In October 1979, Joe finally emerged in the political arena. At the opening of the JFK Library, Joe, in a speech Harvard professor Robert Coles helped prepare, ripped attendee Jimmy Carter for his energy-related economic policies. Teddy and the other luminaries were mortified, but the younger Kennedy crowd was rapturous.

Meanwhile, Joe continued to hone his political skills. In his uncle’s chaotic 1980 presidential campaign, he worked 16-hour days in Iowa, but his advice to revamp campaign strategy was largely ignored by Ted’s political cronies. “Joe was the only one who said we should treat the Iowa caucus just like a primary,” recalls Ted Kennedy. “He turned out to be absolutely correct.”

After the Iowa loss, Joe trudged through the rest of the campaign. Disillusioned by the experience, he put political ambitions on hold for the first half of the eighties. Then, when Tip O’Neill announced he was retiring in 1986, the old Kennedy gang came a-calling. But Joe, who was still happily ensconced at Citizens, balked.

“You’ve got to recognize I’d been through a fair amount of kind of wrenching experiences,” says Kennedy. “In the end, I decided I could have more impact from within the process than out of it.”

Once he got into the race, Kennedy was attacked by the other candidates and the press for his inexperience and muddled syntax. As the primary date drew close, his main adversary, state senator George Bachrach, needed to deliver a body blow.

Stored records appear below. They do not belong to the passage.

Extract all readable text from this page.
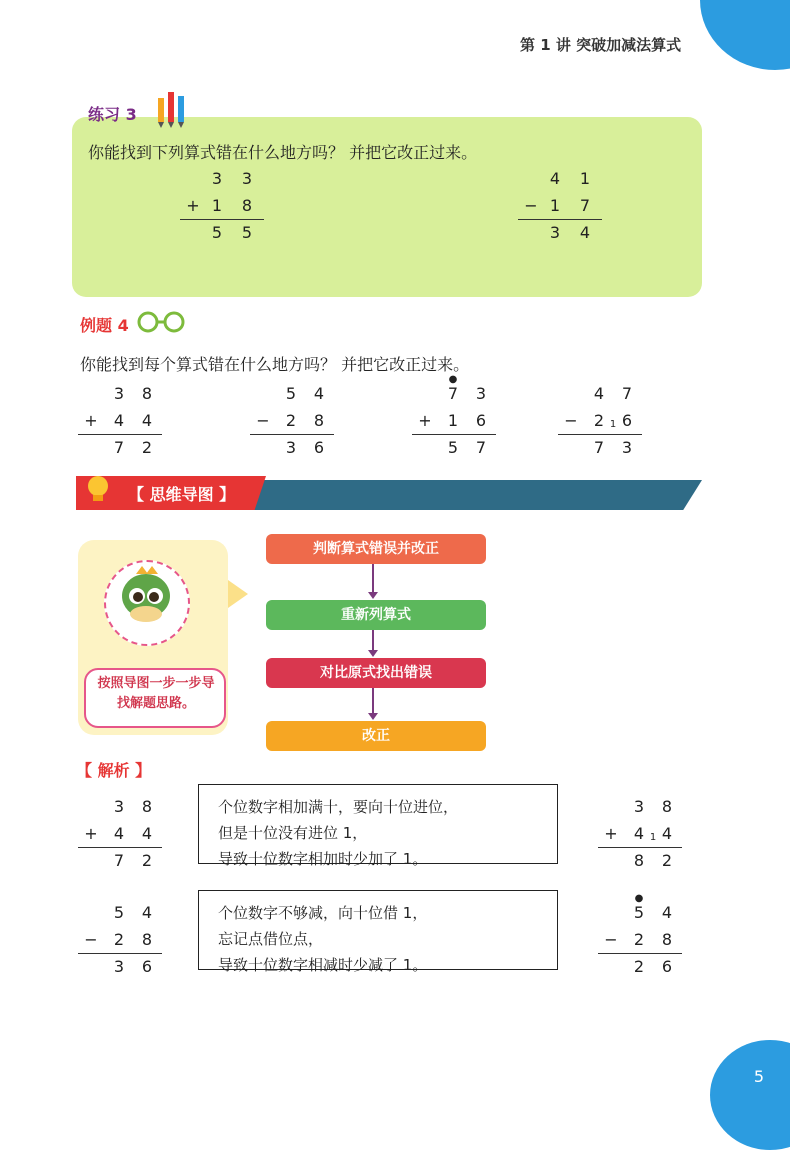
5
第 1 讲 突破加减法算式
练习 3
你能找到下列算式错在什么地方吗？ 并把它改正过来。
3 3
+ 1 8
5 5
4 1
− 1 7
3 4
例题 4
你能找到每个算式错在什么地方吗？ 并把它改正过来。
3 8
+ 4 4
7 2
5 4
− 2 8
3 6
7
●
3
+ 1 6
5 7
4 7
− 2 1 6
7 3
【 思维导图 】
按照导图一步一步导找解题思路。
判断算式错误并改正
重新列算式
对比原式找出错误
改正
【 解析 】
3 8
+ 4 4
7 2
个位数字相加满十，要向十位进位，
但是十位没有进位 1，
导致十位数字相加时少加了 1。
3 8
+ 4 1 4
8 2
5 4
− 2 8
3 6
个位数字不够减，向十位借 1，
忘记点借位点，
导致十位数字相减时少减了 1。
●
5 4
− 2 8
2 6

It was rumored that Bachrach had dirt on Joe and would unveil it during a Channel 7 minidebate. Consultants settled into bars across Boston to catch the action.

Bachrach charged that Kennedy’s Citizens Energy had ties to banking interests in Khadafy’s Libya. Joe paused for a moment. His eyes steeled. Then he lit into Bachrach for suggesting that he would have business ties with a leader who offered sanctuary to the man who killed his father. It was the high point of his entire campaign. Cynics recall that rebuke as playing the Kennedy death card—something Teddy did in his debates with Mitt Romney—but no matter, it worked.

“I never saw a man disappear on a TV screen like Bachrach did,” says a political consultant for another candidate. “It was like Joe vaporized him.”

Kennedy went on to win the primary by 22 points. The elusive it was there when he needed it.